Clearly here we are pushing the boundaries of what Rothwell has limited to “The high-end market for traditional indigenous art”. But those boundaries have always been porous. And one has to question why The Australian obituarist excluded galleries such as Coo-ee in Sydney, Art Mob in Hobart, Short Street in Broome, Fireworks in Brisbane, Artitja in Perth, the Aboriginal Dreamings Gallery in Canberra and both Mason and Nomad in Darwin; why was Outstation in Darwin dismissed as 'mid-market art'; and why would you ignore the multi-sited Mbantua with its massive turnover of art from Utopia?

I think we've more than doubled the market for Aboriginal art in a paragraph or so.

But Rothwell did ask one good question: “What of Andrew Baker in Brisbane?”. Further conversation with the man in question, who “represented dozens of artists from Aurukun, Lockhart River and Torres Strait and (was) the biggest commercial supporter of Queensland Indigenous artists in the years 2000 through 2009”, has raised serious doubts about the effect of Queensland Government efforts to promote its State's Indigenous artists.

In essence, Baker claims, “over a period of five or six years the Queensland Government spent in excess of $15,000,000 on Backing Indigenous Arts (including a significant amount on Cairns Indigenous Art Fair). As a consequence, from the time of the first Cairns Indigenous Art Fair, the Queensland Government has overseen the destruction of what was an incredibly vibrant and viable industry. Prior to the first Cairns Indigenous Art Fair, I could name numerous Queensland Indigenous artists with six figure incomes, all of whom are now on welfare payments. As a taxpayer, I would like to ask, "What return did I receive on my investment?".

Cause or effect? From 2011 on, Baker ceased to sell these artists in Brisbane, unwilling to compete with government subsidy and paternalism. So, where would you go to buy a magnificent set of Wik Thap Yongk (Law Poles) today???

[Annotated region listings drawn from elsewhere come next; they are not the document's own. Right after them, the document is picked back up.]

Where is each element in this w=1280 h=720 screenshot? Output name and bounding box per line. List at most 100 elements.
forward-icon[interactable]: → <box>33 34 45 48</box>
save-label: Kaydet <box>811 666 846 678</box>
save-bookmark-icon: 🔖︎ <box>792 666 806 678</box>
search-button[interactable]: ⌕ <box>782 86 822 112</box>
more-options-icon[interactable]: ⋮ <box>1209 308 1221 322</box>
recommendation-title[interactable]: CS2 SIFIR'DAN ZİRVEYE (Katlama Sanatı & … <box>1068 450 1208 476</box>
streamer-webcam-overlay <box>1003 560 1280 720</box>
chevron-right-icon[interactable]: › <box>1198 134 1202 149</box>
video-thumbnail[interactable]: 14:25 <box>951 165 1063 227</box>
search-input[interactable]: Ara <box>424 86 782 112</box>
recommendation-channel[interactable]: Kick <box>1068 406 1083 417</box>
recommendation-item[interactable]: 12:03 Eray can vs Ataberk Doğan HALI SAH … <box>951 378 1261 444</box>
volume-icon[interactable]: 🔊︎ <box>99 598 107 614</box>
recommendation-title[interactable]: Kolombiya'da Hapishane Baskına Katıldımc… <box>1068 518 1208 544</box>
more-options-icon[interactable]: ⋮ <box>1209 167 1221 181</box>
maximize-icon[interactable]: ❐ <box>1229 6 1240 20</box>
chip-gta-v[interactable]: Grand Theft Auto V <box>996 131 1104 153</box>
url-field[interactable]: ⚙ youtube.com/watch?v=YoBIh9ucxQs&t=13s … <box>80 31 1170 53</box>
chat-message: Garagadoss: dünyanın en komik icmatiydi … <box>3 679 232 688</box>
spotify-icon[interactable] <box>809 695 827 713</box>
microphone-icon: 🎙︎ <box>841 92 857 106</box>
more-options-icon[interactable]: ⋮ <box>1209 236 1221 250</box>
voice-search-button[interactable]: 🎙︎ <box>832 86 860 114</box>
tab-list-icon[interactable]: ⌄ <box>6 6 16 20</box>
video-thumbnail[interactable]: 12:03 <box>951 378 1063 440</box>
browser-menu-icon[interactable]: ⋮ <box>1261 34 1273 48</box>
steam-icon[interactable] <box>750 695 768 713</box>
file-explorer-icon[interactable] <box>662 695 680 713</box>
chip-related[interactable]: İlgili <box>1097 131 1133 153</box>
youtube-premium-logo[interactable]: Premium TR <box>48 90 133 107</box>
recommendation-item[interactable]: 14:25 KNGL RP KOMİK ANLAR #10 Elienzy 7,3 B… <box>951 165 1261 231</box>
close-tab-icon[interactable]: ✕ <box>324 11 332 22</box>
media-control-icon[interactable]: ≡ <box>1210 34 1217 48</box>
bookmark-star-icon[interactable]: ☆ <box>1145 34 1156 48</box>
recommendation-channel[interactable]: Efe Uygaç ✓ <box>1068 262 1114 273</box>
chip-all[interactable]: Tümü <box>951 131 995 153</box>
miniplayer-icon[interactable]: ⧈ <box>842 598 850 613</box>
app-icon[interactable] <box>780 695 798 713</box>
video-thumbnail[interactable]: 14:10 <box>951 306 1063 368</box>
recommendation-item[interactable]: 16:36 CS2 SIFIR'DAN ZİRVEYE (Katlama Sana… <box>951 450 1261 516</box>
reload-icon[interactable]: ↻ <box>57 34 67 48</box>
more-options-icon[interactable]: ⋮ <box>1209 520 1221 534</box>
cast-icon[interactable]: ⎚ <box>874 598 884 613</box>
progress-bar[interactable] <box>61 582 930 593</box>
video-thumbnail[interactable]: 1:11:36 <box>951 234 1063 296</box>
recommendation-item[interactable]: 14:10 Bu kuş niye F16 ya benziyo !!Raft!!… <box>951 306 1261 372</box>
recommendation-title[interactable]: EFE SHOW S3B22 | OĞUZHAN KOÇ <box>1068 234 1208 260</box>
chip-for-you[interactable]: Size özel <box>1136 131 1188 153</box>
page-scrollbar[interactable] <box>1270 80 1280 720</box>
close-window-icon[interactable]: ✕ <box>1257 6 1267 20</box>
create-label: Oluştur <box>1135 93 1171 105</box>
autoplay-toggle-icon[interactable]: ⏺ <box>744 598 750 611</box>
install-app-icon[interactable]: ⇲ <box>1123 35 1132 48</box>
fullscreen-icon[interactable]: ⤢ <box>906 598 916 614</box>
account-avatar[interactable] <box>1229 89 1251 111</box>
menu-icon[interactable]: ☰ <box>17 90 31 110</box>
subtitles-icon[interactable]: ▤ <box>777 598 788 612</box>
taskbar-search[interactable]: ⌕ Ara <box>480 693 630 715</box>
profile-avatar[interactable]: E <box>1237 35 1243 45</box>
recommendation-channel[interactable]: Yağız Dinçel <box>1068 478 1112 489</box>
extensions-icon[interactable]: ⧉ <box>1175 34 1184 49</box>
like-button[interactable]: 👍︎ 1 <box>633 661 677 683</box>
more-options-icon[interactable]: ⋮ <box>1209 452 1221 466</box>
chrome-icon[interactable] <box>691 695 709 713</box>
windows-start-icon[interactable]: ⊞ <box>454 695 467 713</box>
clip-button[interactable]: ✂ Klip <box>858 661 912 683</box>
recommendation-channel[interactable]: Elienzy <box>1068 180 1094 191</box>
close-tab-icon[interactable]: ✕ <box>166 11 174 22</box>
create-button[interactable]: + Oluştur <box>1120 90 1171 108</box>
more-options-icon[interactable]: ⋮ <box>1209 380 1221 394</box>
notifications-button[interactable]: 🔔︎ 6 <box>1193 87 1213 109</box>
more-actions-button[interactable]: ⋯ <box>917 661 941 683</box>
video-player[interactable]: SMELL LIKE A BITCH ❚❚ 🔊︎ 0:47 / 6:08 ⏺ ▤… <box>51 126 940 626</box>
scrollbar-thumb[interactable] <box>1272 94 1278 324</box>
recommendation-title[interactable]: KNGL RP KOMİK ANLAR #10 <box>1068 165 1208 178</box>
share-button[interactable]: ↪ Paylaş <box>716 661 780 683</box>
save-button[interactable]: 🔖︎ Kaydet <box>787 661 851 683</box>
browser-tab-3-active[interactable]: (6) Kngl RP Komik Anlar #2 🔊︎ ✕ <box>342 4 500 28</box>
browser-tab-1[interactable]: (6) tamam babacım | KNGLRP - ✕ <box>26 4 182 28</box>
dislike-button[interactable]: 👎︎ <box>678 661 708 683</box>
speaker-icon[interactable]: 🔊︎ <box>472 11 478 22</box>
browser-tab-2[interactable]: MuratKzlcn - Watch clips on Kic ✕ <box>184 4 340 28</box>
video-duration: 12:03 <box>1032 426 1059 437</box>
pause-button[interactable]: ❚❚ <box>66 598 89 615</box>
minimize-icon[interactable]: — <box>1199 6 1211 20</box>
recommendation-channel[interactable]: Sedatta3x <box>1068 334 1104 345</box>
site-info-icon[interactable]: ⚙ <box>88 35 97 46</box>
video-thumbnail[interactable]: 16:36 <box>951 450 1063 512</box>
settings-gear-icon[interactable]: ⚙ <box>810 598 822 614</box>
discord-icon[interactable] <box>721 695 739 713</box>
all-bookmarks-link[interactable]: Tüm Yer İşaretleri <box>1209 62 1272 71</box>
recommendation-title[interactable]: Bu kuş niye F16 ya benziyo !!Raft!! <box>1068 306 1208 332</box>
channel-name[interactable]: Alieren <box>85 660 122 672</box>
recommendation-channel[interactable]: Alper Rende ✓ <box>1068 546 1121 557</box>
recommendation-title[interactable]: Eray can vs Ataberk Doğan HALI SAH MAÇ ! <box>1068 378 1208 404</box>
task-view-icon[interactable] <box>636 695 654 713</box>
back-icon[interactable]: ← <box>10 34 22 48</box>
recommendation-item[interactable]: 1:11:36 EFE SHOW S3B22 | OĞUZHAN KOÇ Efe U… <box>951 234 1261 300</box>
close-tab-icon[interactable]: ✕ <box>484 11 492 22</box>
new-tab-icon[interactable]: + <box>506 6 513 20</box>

It is therefore a question worth asking as to how much fine Indigenous art has disappeared from the gallery scene into the art fair marketplace: Cairns, Darwin – where NATSIAAs, the Salon des Refuses and the Darwin Art Fair are all on sale – Desert Mob, the Corroboree Festival art fair in Sydney and the Rio Tinto-sponsored annual event in Perth for WA artists?? And I note the new Tarnandi Festival in Adelaide next year proudly intends, “The Art Fair will give audiences the opportunity to buy art directly from art centres and independent artists from across the country”.

There is no doubt that the Aboriginal art market is a shape-shifting thing at the moment; and the galleries that once had a monopoly of supply and demand are under pressure from all directions. But that does NOT actually mean that the Indigenous art market is dead!